Lebensraum findet hier unter anderen der selten gewordene Pommernadler, wohl besser bekannt als Schreiadler. In Estland wird er auch Froschadler genannt, was auf seinen Speisezettel hindeutet. Tatsächlich jagt der Pommernadler gern zu Fuß und gezielt das, was im Feuchten kreucht.

Wo das Gelände wieder ansteigt, beginnt überwiegend der Wald. Am Waldessaum finden sich zahllose Sträucher, die in diesen Wochen mit purpurroten Früchten weithin leuchten. Der Botaniker kennt sie als "Gewöhnliche Spindelsträucher", ihrer Früchte wegen nennt er sie jedoch auch "Pfaffenhütchen" (...)

Der Gärtner kennt den Pfaffenhut aus dem wirklichen Leben nur aus Franken, als Kopfbedeckung des Brückenheiligen Nepomuk. Bekennender Bewohner und Kirchgänger des Nordens, trifft er nur selten auf Priester, geschweige denn Kardinäle, die als Pfaffenhut noch das Birett aufsetzen. Dennoch kann er sich über die Bezeichnung freuen, fast so sehr wie über das Bild der Früchte, die in großer Menge wirklich eine Farbenpracht abgeben, wie sie sich einer eher im Süden denkt. Tritt man den Sträuchern längs der Recknitz näher, entdeckt man mit etwas Glück einen der schon beschriebenen Laubfrösche. Die Verwandtschaft unseres Laubfrosches lebt ganz allgemein in den Tropen. Ein Hauch Tropisches erlebt so auch der Wanderer im Recknitztal an einem sonnigen Oktobertag.

Ach Ja, das Pfaffenhütchen ist die Giftplanze des Jahres.

21.10.06

Adieu Aconitum?



Was bedeutet die Ankunft des Gartenkindes für den Garten?

Die Gärtnerin hegt Pläne für eine Schaukel sondergleichen. Eine der Schaukel ebenbürtige Sandkiste ist sicher auch mit drin. Der Gärtner sieht vorher: die Frage des Standorts will ausgiebig beraten werden.

Wenn es nach der Gärtnerin geht, haben auch alle giftigen Pflanzen für einige Jahre zu weichen.

Kandidat Nummer Eins für die Verbannung ist der Eisenhut, eine Augenweide der letzten Wochen des Gartenjahres. Seine Giftigkeit ist in der Tat bewährter Stoff für Krimis und Legenden.
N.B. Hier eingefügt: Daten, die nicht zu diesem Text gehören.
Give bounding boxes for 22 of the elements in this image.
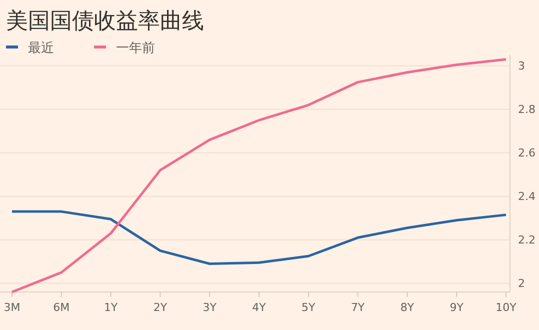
y-tick-label: 3 [518,60,525,73]
x-tick-label: 3M [4,301,20,314]
y-tick-label: 2.6 [518,146,536,160]
line-series [10,210,508,265]
y-tick-label: 2 [518,277,525,290]
legend-label: 最近 [28,41,54,56]
line-series [10,58,508,294]
x-tick-label: 3Y [202,301,217,314]
x-tick-label: 1Y [104,301,118,314]
x-tick-label: 6M [53,301,70,314]
x-tick-label: 4Y [252,301,266,314]
x-tick-label: 7Y [350,301,365,314]
y-tick-label: 2.8 [518,103,536,116]
y-tick-label: 2.2 [518,234,536,247]
x-tick-label: 2Y [153,301,168,314]
x-tick-label: 5Y [302,301,316,314]
x-tick-label: 10Y [496,301,517,314]
legend-label: 一年前 [116,41,155,56]
x-tick-label: 9Y [450,301,464,314]
y-tick-label: 2.4 [518,190,536,204]
x-tick-label: 8Y [400,301,414,314]
chart-title: 美国国债收益率曲线 [6,9,204,34]
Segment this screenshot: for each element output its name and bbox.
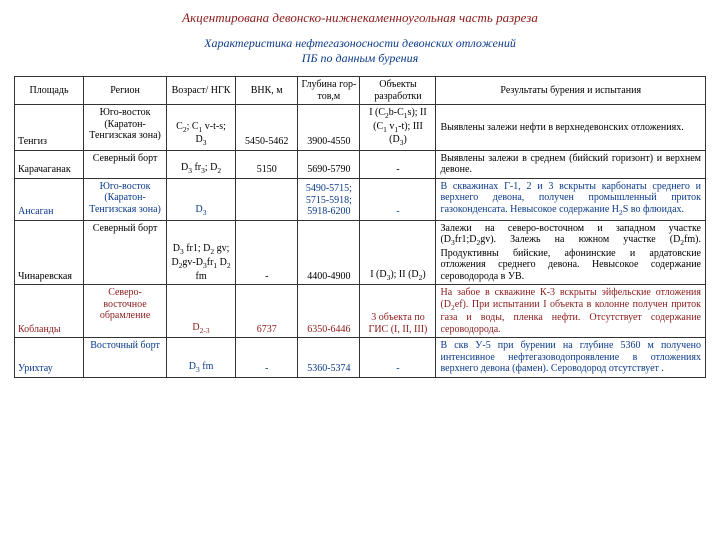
cell-depth: 6350-6446 <box>298 285 360 338</box>
cell-depth: 5490-5715; 5715-5918; 5918-6200 <box>298 178 360 220</box>
th-vnk: ВНК, м <box>236 77 298 105</box>
cell-age: D3 fm <box>167 338 236 378</box>
cell-obj: - <box>360 178 436 220</box>
cell-depth: 5690-5790 <box>298 150 360 178</box>
cell-res: Выявлены залежи нефти в верхнедевонских … <box>436 105 706 151</box>
cell-area: Тенгиз <box>15 105 84 151</box>
page-title-3: ПБ по данным бурения <box>14 51 706 66</box>
cell-area: Чинаревская <box>15 220 84 285</box>
th-obj: Объекты разработки <box>360 77 436 105</box>
cell-vnk: 5450-5462 <box>236 105 298 151</box>
data-table: Площадь Регион Возраст/ НГК ВНК, м Глуби… <box>14 76 706 378</box>
cell-region: Юго-восток (Каратон-Тенгизская зона) <box>84 105 167 151</box>
cell-age: D3 <box>167 178 236 220</box>
cell-region: Юго-восток (Каратон-Тенгизская зона) <box>84 178 167 220</box>
th-region: Регион <box>84 77 167 105</box>
cell-region: Северный борт <box>84 150 167 178</box>
cell-area: Карачаганак <box>15 150 84 178</box>
cell-age: C2; C1 v-t-s; D3 <box>167 105 236 151</box>
cell-age: D2-3 <box>167 285 236 338</box>
table-row: УрихтауВосточный бортD3 fm-5360-5374-В с… <box>15 338 706 378</box>
cell-region: Северо-восточное обрамление <box>84 285 167 338</box>
cell-vnk: 6737 <box>236 285 298 338</box>
table-row: ТенгизЮго-восток (Каратон-Тенгизская зон… <box>15 105 706 151</box>
cell-vnk <box>236 178 298 220</box>
cell-vnk: - <box>236 220 298 285</box>
table-row: КобландыСеверо-восточное обрамлениеD2-36… <box>15 285 706 338</box>
cell-region: Северный борт <box>84 220 167 285</box>
th-age: Возраст/ НГК <box>167 77 236 105</box>
page-title-2: Характеристика нефтегазоносности девонск… <box>14 36 706 51</box>
cell-area: Кобланды <box>15 285 84 338</box>
th-depth: Глубина гор-тов,м <box>298 77 360 105</box>
cell-obj: I (D3); II (D2) <box>360 220 436 285</box>
cell-vnk: - <box>236 338 298 378</box>
cell-obj: - <box>360 338 436 378</box>
table-row: АнсаганЮго-восток (Каратон-Тенгизская зо… <box>15 178 706 220</box>
table-header-row: Площадь Регион Возраст/ НГК ВНК, м Глуби… <box>15 77 706 105</box>
cell-age: D3 fr3; D2 <box>167 150 236 178</box>
cell-area: Урихтау <box>15 338 84 378</box>
cell-res: Выявлены залежи в среднем (бийский гориз… <box>436 150 706 178</box>
cell-vnk: 5150 <box>236 150 298 178</box>
cell-obj: - <box>360 150 436 178</box>
cell-depth: 4400-4900 <box>298 220 360 285</box>
cell-region: Восточный борт <box>84 338 167 378</box>
table-row: ЧинаревскаяСеверный бортD3 fr1; D2 gv; D… <box>15 220 706 285</box>
cell-area: Ансаган <box>15 178 84 220</box>
page-title-1: Акцентирована девонско-нижнекаменноуголь… <box>14 10 706 26</box>
cell-res: На забое в скважине К-3 вскрыты эйфельск… <box>436 285 706 338</box>
cell-res: Залежи на северо-восточном и западном уч… <box>436 220 706 285</box>
cell-age: D3 fr1; D2 gv; D2gv-D3fr1 D2 fm <box>167 220 236 285</box>
table-row: КарачаганакСеверный бортD3 fr3; D2515056… <box>15 150 706 178</box>
cell-obj: 3 объекта по ГИС (I, II, III) <box>360 285 436 338</box>
th-area: Площадь <box>15 77 84 105</box>
cell-obj: I (C2b-C1s); II (C1 v1-t); III (D3) <box>360 105 436 151</box>
th-res: Результаты бурения и испытания <box>436 77 706 105</box>
cell-depth: 3900-4550 <box>298 105 360 151</box>
cell-res: В скважинах Г-1, 2 и 3 вскрыты карбонаты… <box>436 178 706 220</box>
cell-res: В скв У-5 при бурении на глубине 5360 м … <box>436 338 706 378</box>
cell-depth: 5360-5374 <box>298 338 360 378</box>
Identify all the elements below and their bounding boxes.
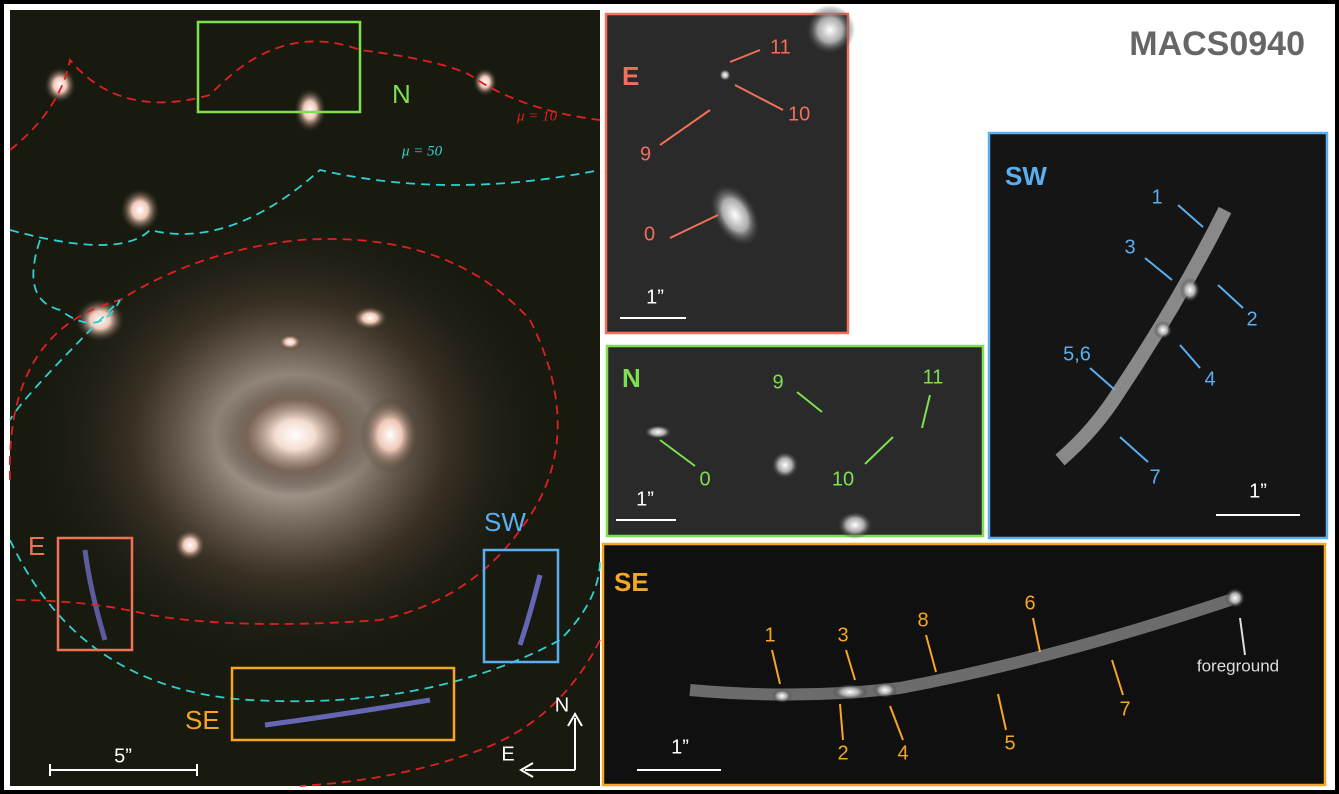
main-panel: N E SW SE μ = 10 μ = 50 5” N E xyxy=(10,10,600,786)
image-label: 2 xyxy=(837,742,848,764)
image-label: 0 xyxy=(644,223,655,245)
inset-n: N 9 11 0 10 1” xyxy=(607,346,983,539)
box-label: SW xyxy=(484,507,526,537)
scale-bar-label: 1” xyxy=(1249,480,1267,502)
box-label: SE xyxy=(185,705,220,735)
compass-label: E xyxy=(501,743,514,765)
inset-e: E 11 10 9 0 1” xyxy=(606,5,855,333)
image-label: 10 xyxy=(832,468,854,490)
image-label: 11 xyxy=(923,366,944,388)
image-label: 11 xyxy=(770,36,791,58)
contour-label: μ = 50 xyxy=(401,143,443,159)
image-label: 9 xyxy=(640,143,651,165)
compass-label: N xyxy=(555,694,569,716)
image-label: 5 xyxy=(1004,732,1015,754)
image-label: 7 xyxy=(1119,698,1130,720)
inset-label: SW xyxy=(1005,161,1047,191)
scale-bar-label: 5” xyxy=(114,745,132,767)
scale-bar-label: 1” xyxy=(671,736,689,758)
image-label: 3 xyxy=(1124,236,1135,258)
image-label: 10 xyxy=(788,103,810,125)
image-label: foreground xyxy=(1197,656,1279,675)
image-label: 1 xyxy=(1151,186,1162,208)
box-label: E xyxy=(28,531,45,561)
image-label: 3 xyxy=(837,624,848,646)
box-label: N xyxy=(392,79,411,109)
image-label: 0 xyxy=(699,468,710,490)
inset-se: SE 1 3 8 6 foreground 2 4 5 7 1” xyxy=(603,544,1325,785)
image-label: 9 xyxy=(772,371,783,393)
image-label: 2 xyxy=(1246,308,1257,330)
image-label: 5,6 xyxy=(1063,343,1091,365)
inset-label: E xyxy=(622,61,639,91)
inset-label: SE xyxy=(614,567,649,597)
scale-bar-label: 1” xyxy=(646,286,664,308)
image-label: 4 xyxy=(897,742,908,764)
image-label: 4 xyxy=(1204,368,1215,390)
contour-label: μ = 10 xyxy=(516,108,558,124)
scale-bar-label: 1” xyxy=(636,488,654,510)
inset-label: N xyxy=(622,363,641,393)
image-label: 8 xyxy=(917,609,928,631)
figure-title: MACS0940 xyxy=(1129,25,1305,63)
inset-sw: SW 1 3 2 4 5,6 7 1” xyxy=(989,133,1327,538)
image-label: 1 xyxy=(764,624,775,646)
image-label: 6 xyxy=(1024,592,1035,614)
image-label: 7 xyxy=(1149,466,1160,488)
figure: N E SW SE μ = 10 μ = 50 5” N E MACS0940 … xyxy=(0,0,1339,794)
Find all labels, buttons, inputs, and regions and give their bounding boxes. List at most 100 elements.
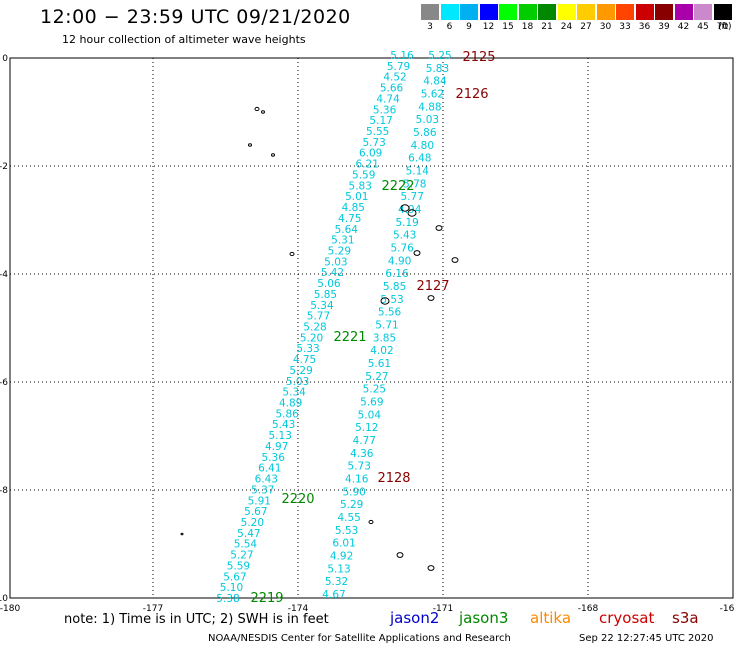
scale-label: 39: [658, 22, 670, 32]
scale-label: 33: [619, 22, 631, 32]
swh-value: 4.16: [345, 474, 369, 486]
swh-value: 5.10: [220, 582, 243, 594]
island-outline: [261, 110, 265, 114]
swh-value: 6.41: [258, 463, 281, 475]
island-outline: [271, 153, 275, 157]
scale-label: 9: [466, 22, 472, 32]
scale-label: 36: [638, 22, 651, 32]
swh-value: 5.66: [380, 83, 404, 95]
swh-value: 5.12: [355, 422, 378, 434]
swh-value: 5.42: [321, 267, 344, 279]
scale-label: 21: [541, 22, 553, 32]
scale-label: 27: [580, 22, 592, 32]
swh-value: 5.37: [251, 484, 274, 496]
scale-swatch: [635, 4, 654, 20]
scale-swatch: [674, 4, 693, 20]
swh-value: 5.59: [227, 560, 250, 572]
swh-value: 6.01: [332, 538, 355, 550]
scale-swatch: [596, 4, 615, 20]
island-outline: [254, 106, 260, 112]
swh-value: 5.03: [324, 256, 347, 268]
swh-value: 5.73: [348, 461, 371, 473]
swh-value: 5.73: [362, 137, 385, 149]
y-tick-label: -6: [0, 378, 8, 388]
swh-value: 5.62: [421, 89, 444, 101]
swh-value: 5.04: [358, 409, 382, 421]
swh-value: 5.27: [230, 550, 253, 562]
swh-value: 5.79: [387, 61, 410, 73]
y-tick-label: 0: [2, 54, 8, 64]
swh-value: 5.28: [303, 322, 326, 334]
swh-value: 4.77: [353, 435, 376, 447]
swh-value: 5.17: [369, 115, 392, 127]
swh-value: 5.78: [403, 178, 426, 190]
x-tick-label: -180: [0, 604, 20, 614]
swh-value: 4.97: [265, 441, 288, 453]
scale-label: 30: [599, 22, 612, 32]
scale-swatch: [694, 4, 712, 20]
swh-value: 5.31: [331, 235, 354, 247]
swh-value: 5.53: [335, 525, 358, 537]
track-number-2126: 2126: [455, 87, 488, 102]
swh-value: 4.36: [350, 448, 374, 460]
island-outline: [380, 297, 390, 305]
swh-value: 5.56: [378, 307, 402, 319]
swh-value: 5.54: [234, 539, 258, 551]
swh-value: 5.25: [428, 50, 451, 62]
scale-label: 3: [427, 22, 433, 32]
swh-value: 4.92: [330, 551, 353, 563]
island-outline: [451, 257, 459, 263]
track-number-2127: 2127: [416, 279, 449, 294]
swh-value: 5.69: [360, 397, 383, 409]
swh-value: 4.55: [337, 512, 360, 524]
swh-value: 6.16: [385, 268, 409, 280]
swh-value: 4.85: [342, 202, 365, 214]
swh-value: 5.29: [328, 245, 351, 257]
footer-credit: NOAA/NESDIS Center for Satellite Applica…: [208, 633, 511, 644]
scale-swatch: [557, 4, 576, 20]
swh-value: 5.14: [406, 166, 430, 178]
map-frame: [9, 57, 734, 599]
island-outline: [289, 251, 295, 257]
swh-value: 4.75: [338, 213, 361, 225]
y-tick-label: -2: [0, 162, 8, 172]
scale-unit: (ft): [718, 22, 732, 32]
swh-value: 5.43: [272, 419, 295, 431]
swh-value: 5.83: [426, 63, 449, 75]
swh-value: 5.85: [383, 281, 406, 293]
swh-value: 4.84: [423, 76, 447, 88]
swh-value: 5.27: [365, 371, 388, 383]
swh-value: 4.80: [411, 140, 434, 152]
satellite-legend-cryosat: cryosat: [599, 609, 655, 627]
scale-label: 12: [482, 22, 495, 32]
track-number-2222: 2222: [381, 179, 414, 194]
swh-value: 5.01: [345, 191, 368, 203]
wave-height-color-scale: 3 6 9 12 15 18 21 24 27 30 33 36 39 42 45 70: [421, 4, 734, 36]
swh-value: 5.34: [310, 300, 334, 312]
swh-value: 5.86: [413, 127, 437, 139]
swh-value: 5.25: [363, 384, 386, 396]
satellite-legend-jason2: jason2: [390, 609, 440, 627]
swh-value: 4.88: [418, 101, 441, 113]
scale-label: 70: [716, 22, 729, 32]
swh-value: 5.71: [375, 320, 398, 332]
scale-swatch: [479, 4, 498, 20]
island-outline: [427, 295, 435, 301]
swh-value: 5.34: [282, 387, 306, 399]
swh-value: 5.29: [340, 499, 363, 511]
swh-value: 5.47: [237, 528, 260, 540]
swh-value: 5.76: [390, 243, 414, 255]
y-tick-label: -10: [0, 594, 8, 604]
swh-value: 3.85: [373, 332, 396, 344]
swh-value: 5.20: [241, 517, 264, 529]
satellite-legend-s3a: s3a: [672, 609, 699, 627]
island-outline: [413, 250, 421, 256]
scale-label: 45: [697, 22, 709, 32]
x-tick-label: -171: [433, 604, 453, 614]
swh-value: 5.20: [300, 332, 323, 344]
swh-value: 6.21: [356, 159, 379, 171]
scale-label: 6: [446, 22, 453, 32]
swh-value: 5.90: [342, 486, 365, 498]
scale-swatch: [655, 4, 673, 20]
swh-value: 4.74: [376, 93, 400, 105]
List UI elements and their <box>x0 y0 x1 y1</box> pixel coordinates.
Die Wikipedia berichtet, die alten Griechen verbanden ihn mit dem Geifer des Höllenhundes. In unseren Breiten war er wohl eher als Wolfsgift in Gebrauch. Ziegentod und Würgling sind Namen, die seiner giftigen Natur Rechnung tragen.

Wie aber erklärt sich die Bezeichnung Venuskutsche?
Eine Rococo-Phantasie?

Wie auch immer, nach einem Regenguß gestern brach die Sonne noch einmal durch, und das war dem Gärtner eine Aufnahme wert.

Frage: Bietet Wer dem Eisenhut ein Exil?

16.10.06

Hurra ...! Das Gartenkind ist da ...!


"Gärtnerin und Gärtner!

Was ist Euch im Garten und im Leben das Kostbarste?!"

"Liebe Gartenfreundin! Lieber Gartenfreund!

Das ist doch unbedingt das Gartenkind:
Johanna...!"

15.10.06

Gärtnern heißt Hoffen


Gärtnerin und Gärtner wissen: ob sich eine Hoffnung erfüllt, ob sich etwas Lebendiges auswächst wie gewünscht, liegt nur bedingt bei ihnen. Jedes Gedeihen bleibt zuletzt ein Wunder.

Im Lied von Matthias Claudius heißt es:
"doch Wachstum und Gedeihen steht in des Himmels Hand".

Für Gärtnerin und Gärtner fiel die Zeit des Erntedanks in diesem Jahr zusammen mit den letzten Tagen ihrer "Guten Hoffnung" (...)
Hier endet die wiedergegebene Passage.